Treating Breast Cancer without Chemotherapy
Some women at the early stage of breast cancer have a reduced chance of experiencing recurrence, and this makes chemotherapy unnecessary.
However, for other breast cancer patients, chemotherapy is all they need.
During the early stages of breast cancer (typically stages 1 and 2), cancer hasn’t moved past the breast and the surrounding lymph nodes. The treatment normally begins with surgery after which oncologists may administer radiation or hormone therapy.
For most women at this stage of cancer, chemotherapy may also be used. Chemotherapy drugs are created to destroy fast-growing cells within the body. As a result, both cancerous and healthy cells end up being killed.
Eventually, chemotherapy can cause long-term side effects, such as harming organs, affecting fertility, and increasing the possibility of getting other cancers.

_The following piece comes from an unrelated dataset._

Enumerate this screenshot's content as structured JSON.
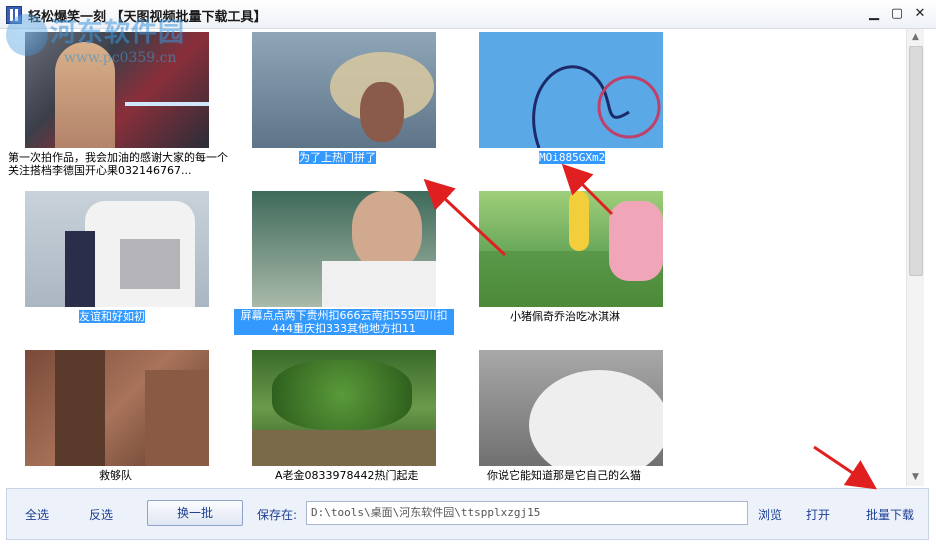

If only breast cancer patients knew the risk of cancer’s occurrence, they could avoid all that. The good news is genomic testing helps with this.
Promise from Genomic Study
A random study of 6,693 patients with breast cancer from nine countries in Europe reveals the promise of genomic testing.
The study’s details were published on the New England Journal of Medicine. The study’s participants had breast cancer in its early stage. To establish the genomic risk of cancer recurring, researchers used MammaPrint – a 70-gene signature test.
The researcher considered clinical risk as well. This risk encompasses factors like tumor size, lymph node involvement, and grade.
Of the entire participants, 1,550 patients had a high clinical risk but a reduced genomic risk. Some of them had chemotherapy while others didn’t.
Those without chemotherapy had a five-year survival rate of 94%. Those who had chemotherapy had a rate of 1.5% higher.
The researchers concluded that nearly 46% of breast cancer women patients with an increased clinical risk of recurrence don’t need chemotherapy.